Avoiding common Office 365 network configuration mistakes
Let's take a look at DNS configuration.
We worked with a customer that had trouble accessing Office 365 in his European domain.
After comparing performance across multiple locations and acknowledging that the issue was only happening in Europe, we started to dig into their network configuration.
Where was the data going? Where was it leaving the network? How was it processed on the Microsoft backbone?
We started to realize that the issue was not the European access point, nor their local network, but that the data was crossing the US before going off to Microsoft backbone.
Specifically, it was going to the northwest of United States.
We continued digging and found out that the customer had an internal DNS pointing to the Google DNS; and you can imagine that from Europe, this DNS would not provide very good performances.
When European clients traverse the web through US west coast DNS to retrieve their emails, their connection performance took a nosedive.
In order to show how this degrades performance, we configured the same situation and checked the end-user experience with our Robot Users.
We configured the Robot User to force an IP address resolve in the US, then send the traffic back to EMEA, to where it would be sent back to the US again before finally being sent to Microsoft.
So we had that Robot User on the test we did previously on the headquarters entry point in order to see how bad it would impact the results.
You can see more information about the test protocols if you read this article >>
Let’s take a look at the data.
You can see here the results with the yellow Robot.
The average time for any action is much worse than the others; the number of spikes that lead to potential tickets is a lot higher than any of the 3 other Robot Users that we configured earlier.
To know more about to interpret the statistics we display in PowerBI dashboards please read this article >>
The more distance you put between your user and the Microsoft tenant the more impactful performance issues you will experience.
This is an extreme case, but it shows how the network configuration can truly affect the end-user experience.
In the same way, VPN can also impact end-user performance.
Connecting with a VPN can greatly impact performance, depending on the protocol, its settings, and especially the gateway settings.
Once you’re connected to the VPN, if you connect from Europe, even to connect to a US tenant, it will have a great impact because you are actually bouncing off from different location due to VPN masking.
Speaking about Skype for Business for example, you should know that its traffic is already encrypted with TLS. Media workloads are encrypted with Secure Real Time Protocol.
So the use of a VPN will just add another encryption, additional network hops and finally greatly affects the end-user performance increasing Jitter, packet loss and latency.
Once again, the configuration of your entry point is what really matters here.

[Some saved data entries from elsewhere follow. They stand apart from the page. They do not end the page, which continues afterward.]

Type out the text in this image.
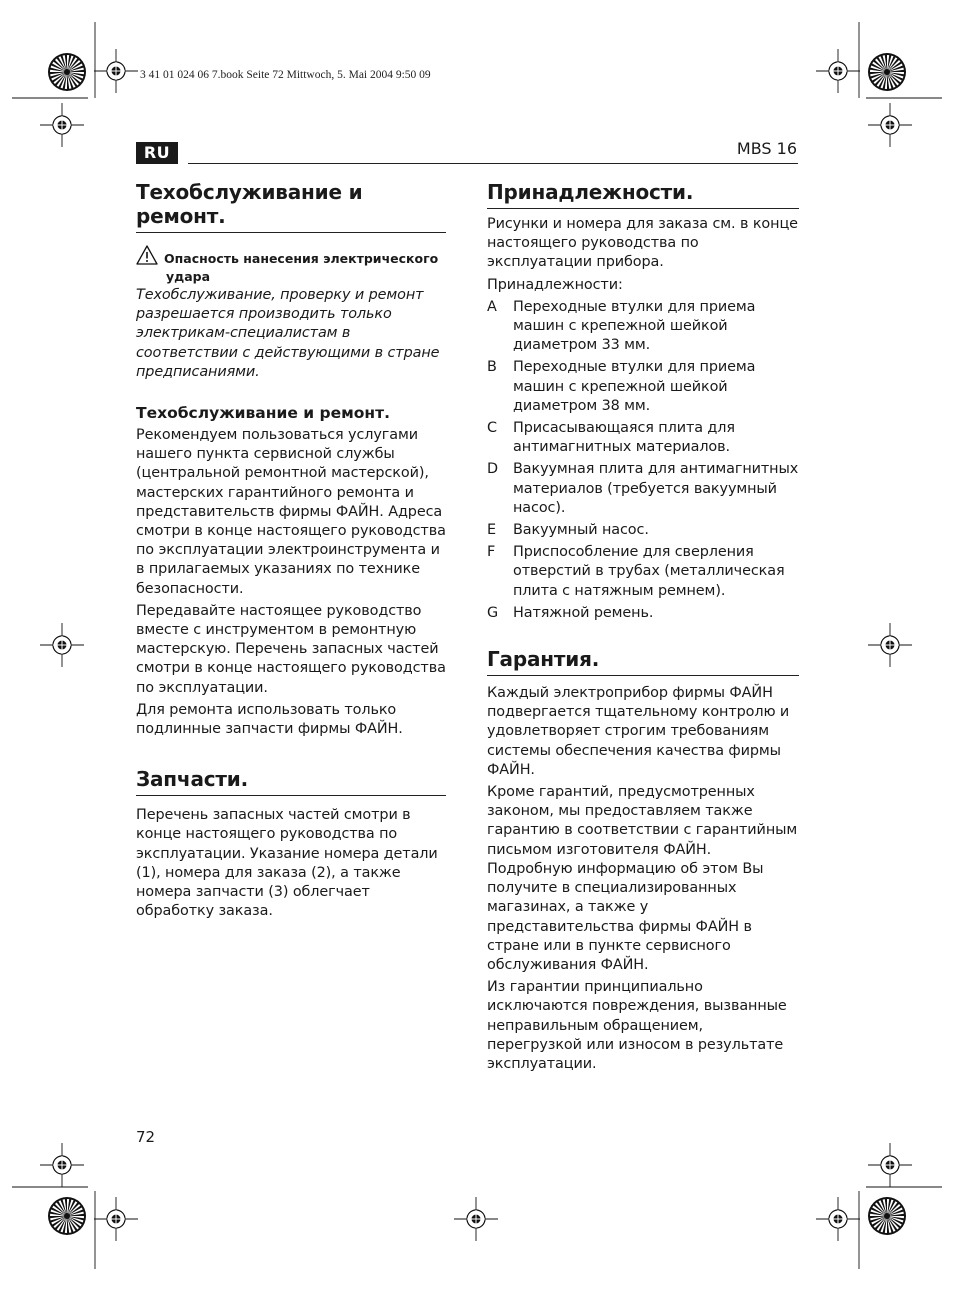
3 41 01 024 06 7.book Seite 72 Mittwoch, 5. Mai 2004 9:50 09
RU	MBS 16
Техобслуживание и ремонт.
Опасность нанесения электрического удара

Техобслуживание, проверку и ремонт разрешается производить только электрикам-специалистам в соответствии с действующими в стране предписаниями.

Техобслуживание и ремонт.

Рекомендуем пользоваться услугами нашего пункта сервисной службы (центральной ремонтной мастерской), мастерских гарантийного ремонта и представительств фирмы ФАЙН. Адреса смотри в конце настоящего руководства по эксплуатации электроинструмента и в прилагаемых указаниях по технике безопасности.

Передавайте настоящее руководство вместе с инструментом в ремонтную мастерскую. Перечень запасных частей смотри в конце настоящего руководства по эксплуатации.

Для ремонта использовать только подлинные запчасти фирмы ФАЙН.

Запчасти.

Перечень запасных частей смотри в конце настоящего руководства по эксплуатации. Указание номера детали (1), номера для заказа (2), а также номера запчасти (3) облегчает обработку заказа.

Принадлежности.

Рисунки и номера для заказа см. в конце настоящего руководства по эксплуатации прибора.

Принадлежности:

A Переходные втулки для приема машин с крепежной шейкой диаметром 33 мм.
B Переходные втулки для приема машин с крепежной шейкой диаметром 38 мм.
C Присасывающаяся плита для антимагнитных материалов.
D Вакуумная плита для антимагнитных материалов (требуется вакуумный насос).
E Вакуумный насос.
F Приспособление для сверления отверстий в трубах (металлическая плита с натяжным ремнем).
G Натяжной ремень.
Гарантия.

Каждый электроприбор фирмы ФАЙН подвергается тщательному контролю и удовлетворяет строгим требованиям системы обеспечения качества фирмы ФАЙН.

Кроме гарантий, предусмотренных законом, мы предоставляем также гарантию в соответствии с гарантийным письмом изготовителя ФАЙН. Подробную информацию об этом Вы получите в специализированных магазинах, а также у представительства фирмы ФАЙН в стране или в пункте сервисного обслуживания ФАЙН.

Из гарантии принципиально исключаются повреждения, вызванные неправильным обращением, перегрузкой или износом в результате эксплуатации.

72
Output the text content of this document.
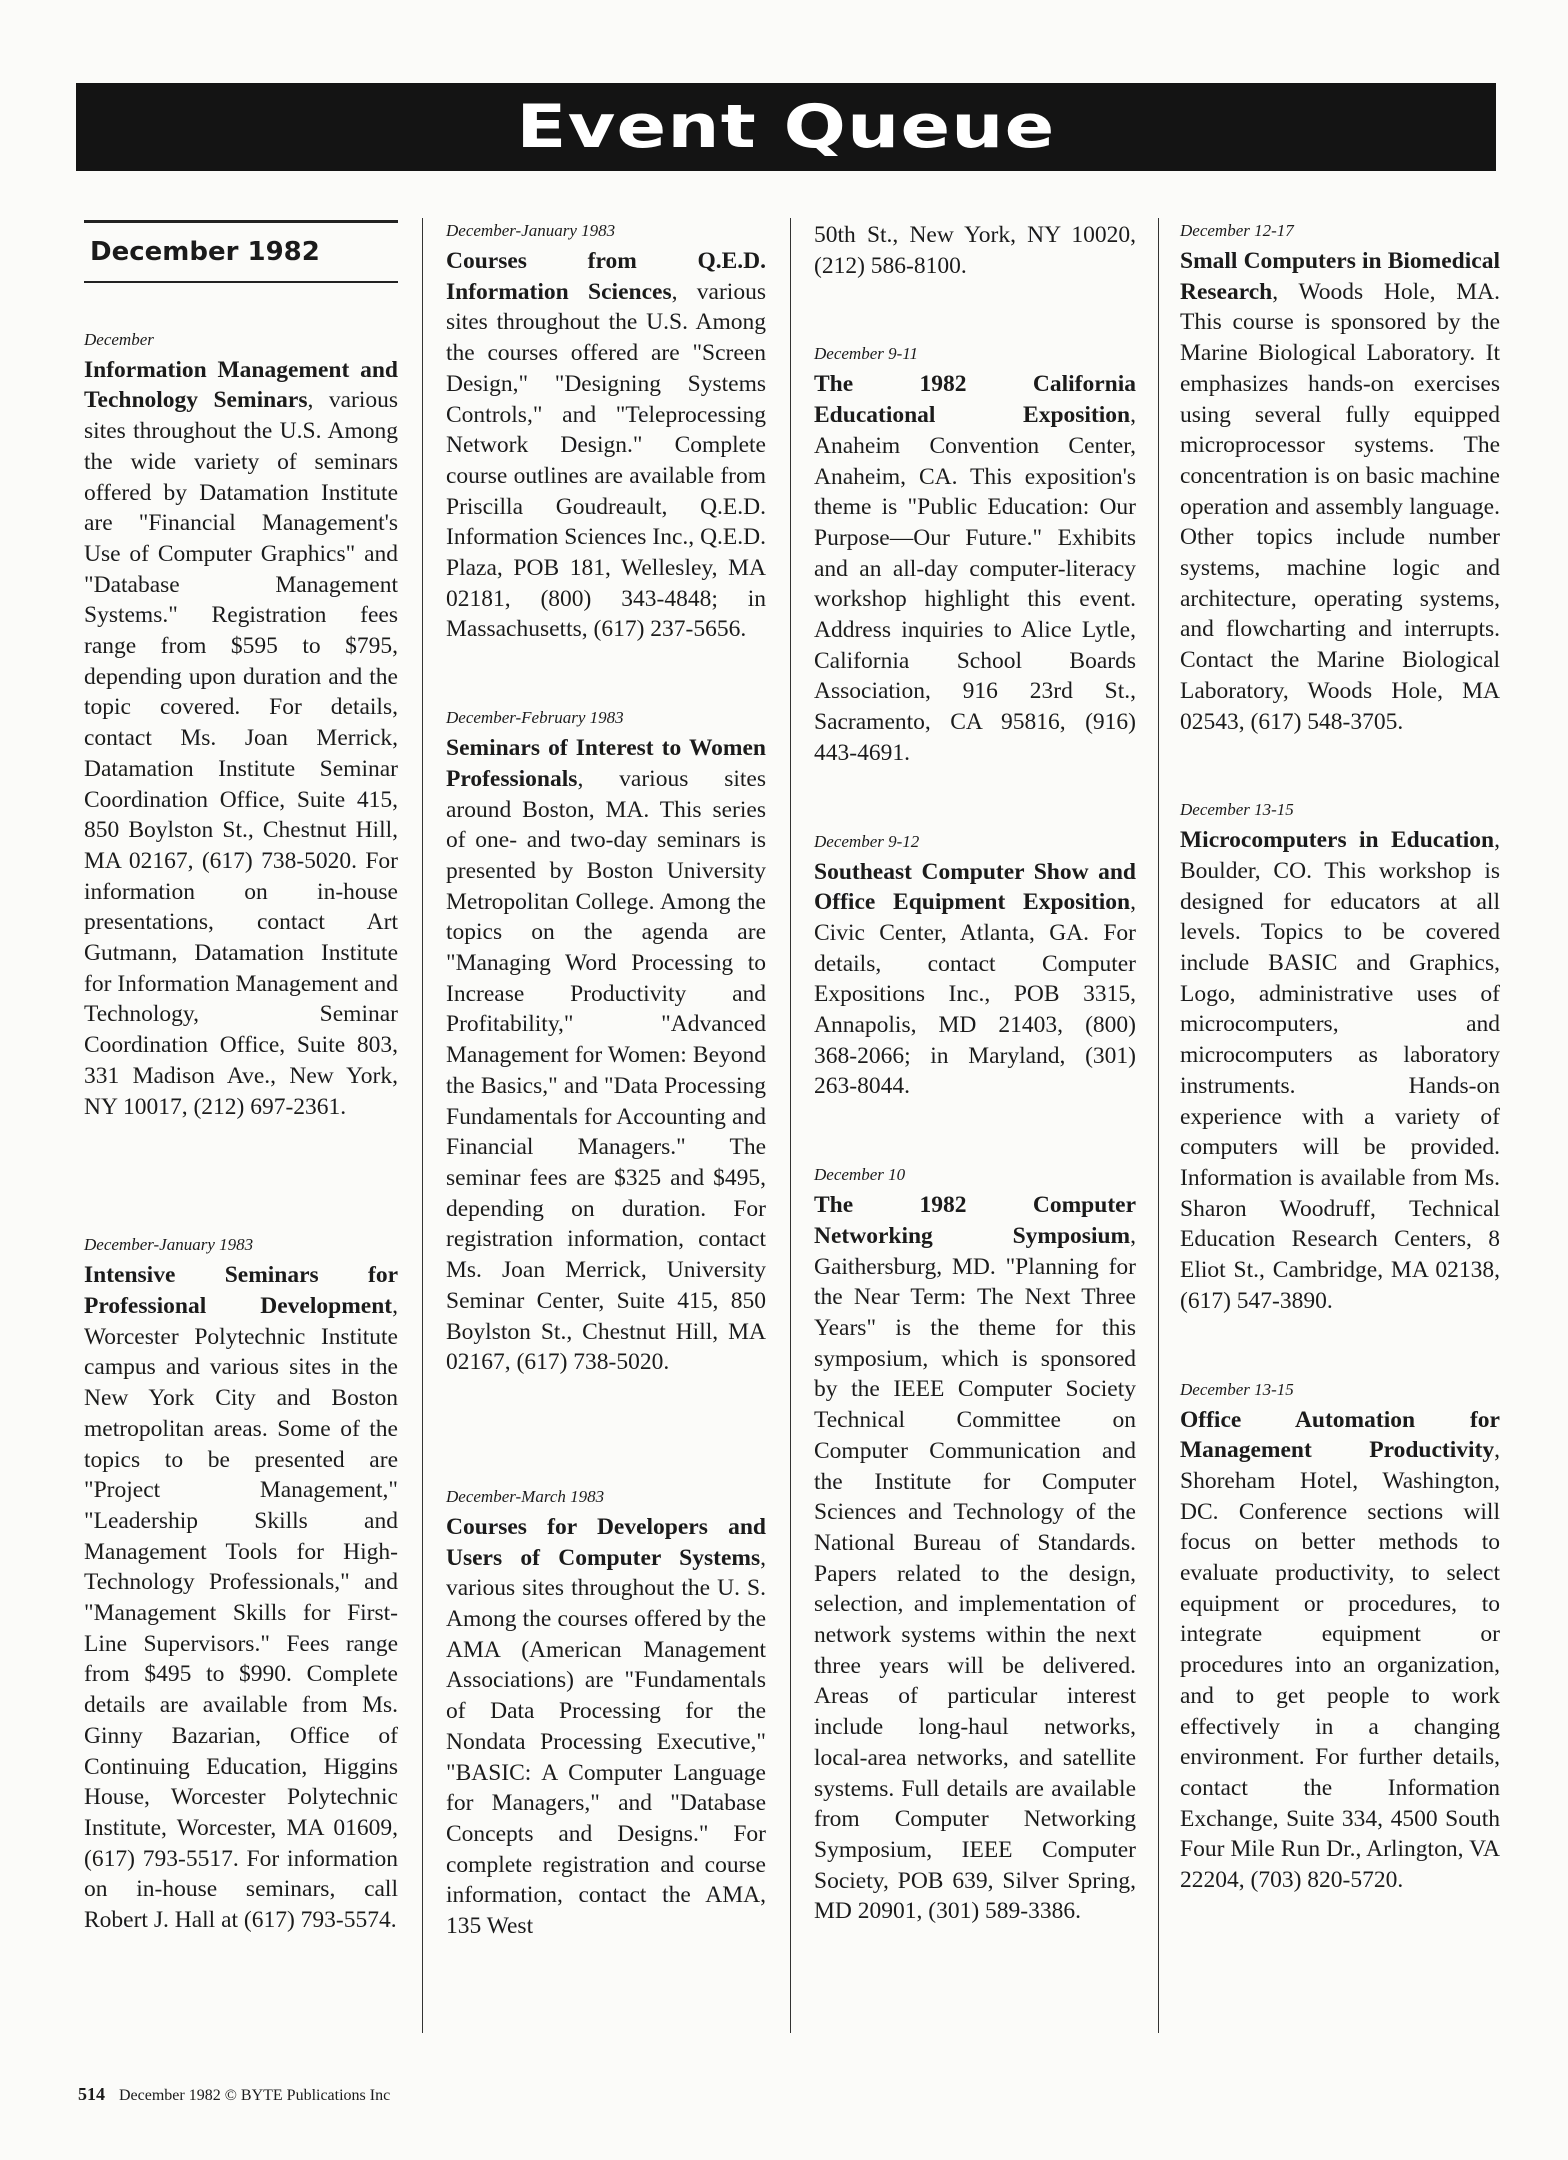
Event Queue
December 1982
December
Information Management and Technology Seminars, various sites throughout the U.S. Among the wide variety of seminars offered by Datamation Institute are "Financial Management's Use of Computer Graphics" and "Database Management Systems." Registration fees range from $595 to $795, depending upon duration and the topic covered. For details, contact Ms. Joan Merrick, Datamation Institute Seminar Coordination Office, Suite 415, 850 Boylston St., Chestnut Hill, MA 02167, (617) 738-5020. For information on in-house presentations, contact Art Gutmann, Datamation Institute for Information Management and Technology, Seminar Coordination Office, Suite 803, 331 Madison Ave., New York, NY 10017, (212) 697-2361.
December-January 1983
Intensive Seminars for Professional Development, Worcester Polytechnic Institute campus and various sites in the New York City and Boston metropolitan areas. Some of the topics to be presented are "Project Management," "Leadership Skills and Management Tools for High-Technology Professionals," and "Management Skills for First-Line Supervisors." Fees range from $495 to $990. Complete details are available from Ms. Ginny Bazarian, Office of Continuing Education, Higgins House, Worcester Polytechnic Institute, Worcester, MA 01609, (617) 793-5517. For information on in-house seminars, call Robert J. Hall at (617) 793-5574.
December-January 1983
Courses from Q.E.D. Information Sciences, various sites throughout the U.S. Among the courses offered are "Screen Design," "Designing Systems Controls," and "Teleprocessing Network Design." Complete course outlines are available from Priscilla Goudreault, Q.E.D. Information Sciences Inc., Q.E.D. Plaza, POB 181, Wellesley, MA 02181, (800) 343-4848; in Massachusetts, (617) 237-5656.
December-February 1983
Seminars of Interest to Women Professionals, various sites around Boston, MA. This series of one- and two-day seminars is presented by Boston University Metropolitan College. Among the topics on the agenda are "Managing Word Processing to Increase Productivity and Profitability," "Advanced Management for Women: Beyond the Basics," and "Data Processing Fundamentals for Accounting and Financial Managers." The seminar fees are $325 and $495, depending on duration. For registration information, contact Ms. Joan Merrick, University Seminar Center, Suite 415, 850 Boylston St., Chestnut Hill, MA 02167, (617) 738-5020.
December-March 1983
Courses for Developers and Users of Computer Systems, various sites throughout the U. S. Among the courses offered by the AMA (American Management Associations) are "Fundamentals of Data Processing for the Nondata Processing Executive," "BASIC: A Computer Language for Managers," and "Database Concepts and Designs." For complete registration and course information, contact the AMA, 135 West
50th St., New York, NY 10020, (212) 586-8100.
December 9-11
The 1982 California Educational Exposition, Anaheim Convention Center, Anaheim, CA. This exposition's theme is "Public Education: Our Purpose—Our Future." Exhibits and an all-day computer-literacy workshop highlight this event. Address inquiries to Alice Lytle, California School Boards Association, 916 23rd St., Sacramento, CA 95816, (916) 443-4691.
December 9-12
Southeast Computer Show and Office Equipment Exposition, Civic Center, Atlanta, GA. For details, contact Computer Expositions Inc., POB 3315, Annapolis, MD 21403, (800) 368-2066; in Maryland, (301) 263-8044.
December 10
The 1982 Computer Networking Symposium, Gaithersburg, MD. "Planning for the Near Term: The Next Three Years" is the theme for this symposium, which is sponsored by the IEEE Computer Society Technical Committee on Computer Communication and the Institute for Computer Sciences and Technology of the National Bureau of Standards. Papers related to the design, selection, and implementation of network systems within the next three years will be delivered. Areas of particular interest include long-haul networks, local-area networks, and satellite systems. Full details are available from Computer Networking Symposium, IEEE Computer Society, POB 639, Silver Spring, MD 20901, (301) 589-3386.
December 12-17
Small Computers in Biomedical Research, Woods Hole, MA. This course is sponsored by the Marine Biological Laboratory. It emphasizes hands-on exercises using several fully equipped microprocessor systems. The concentration is on basic machine operation and assembly language. Other topics include number systems, machine logic and architecture, operating systems, and flowcharting and interrupts. Contact the Marine Biological Laboratory, Woods Hole, MA 02543, (617) 548-3705.
December 13-15
Microcomputers in Education, Boulder, CO. This workshop is designed for educators at all levels. Topics to be covered include BASIC and Graphics, Logo, administrative uses of microcomputers, and microcomputers as laboratory instruments. Hands-on experience with a variety of computers will be provided. Information is available from Ms. Sharon Woodruff, Technical Education Research Centers, 8 Eliot St., Cambridge, MA 02138, (617) 547-3890.
December 13-15
Office Automation for Management Productivity, Shoreham Hotel, Washington, DC. Conference sections will focus on better methods to evaluate productivity, to select equipment or procedures, to integrate equipment or procedures into an organization, and to get people to work effectively in a changing environment. For further details, contact the Information Exchange, Suite 334, 4500 South Four Mile Run Dr., Arlington, VA 22204, (703) 820-5720.
514 December 1982 © BYTE Publications Inc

You need to go as fast as you can on the Microsoft Network and eliminate unnecessary layer of infrastructure and security if you want to receive the best end-user experience.
The case of the authenticated proxy
In the same way, here is another Network configuration that we faced multiple times with customers who had connectivity issues because of it.
Many of our customers had issues after installing a proxy to connect to Office 365. What seems to be a good idea quickly transformed into a source of additional costs.
We reproduced the situation with our Robot Users to provide data on that proxy related issue.
End-User experience comparison with authenticated proxy
The dashboard shows our free/ busy tests done on multiple Robot Users. It is interesting to understand who is doing what here. Let’s focus on the Square graph which compares the time taken to complete this Free / Busy action.
The first square (grey) represents the results of the Robot User from Philadelphia connecting to the European tenant. The second one (black) is a Bangalore Robot User that had bandwidth issues and is connecting to the European tenant.
What is interesting here is the third one (bottom left- green). This is a Robot User sitting in Philadelphia connecting to a US tenant but the connection to the tenant is configured to redirect every outgoing connection to an authenticated proxy first.
The authenticated proxy server simply requires clients to authenticate before going to Office 365.
What is noticeable here is that this US Robot User connecting to a US tenant performs worse than the top red square representing a Robot User sitting in Bangalore connecting to the US tenant.
This is a very good example of how, with a simple network equipment in between Office 365 and your tenant, you can drastically degrade the end-user performance.
Just putting simple equipment like a proxy can really affect the performance delivered to end-users, up to the point where it will cost a lot in term of support and overall productivity.
After this set of tests, we came to the conclusion that there are several fundamental characteristics needed to be able to manage the end-user experience properly.
First you need to know your own network configuration and measure the end-user experience constantly; and you need those metrics because you need to analyze the data in order to understand what is going on.
Second, you need to have multiple points of connectivity for comparison, meaning multiple Robot Users in order to understand if issues are affecting one or multiple locations or your entire tenant.
Then, you need to measure the end-user experience at the actions level. We’ve clearly shown that a normal behavior of an open mailbox doesn’t mean anything unlike other actions such as the free / busy lookup or create meeting process, for example.
Finally, you need to understand how the network configuration is executed, where the data from comes, and how it goes to Microsoft. The route of the data and the way equipment is configured can dramatically affect the end-user experience and drastically increase your support costs.
That is why it is critical to monitor this end-user experience before, during and after your network changes to get facts and results based on those network changes.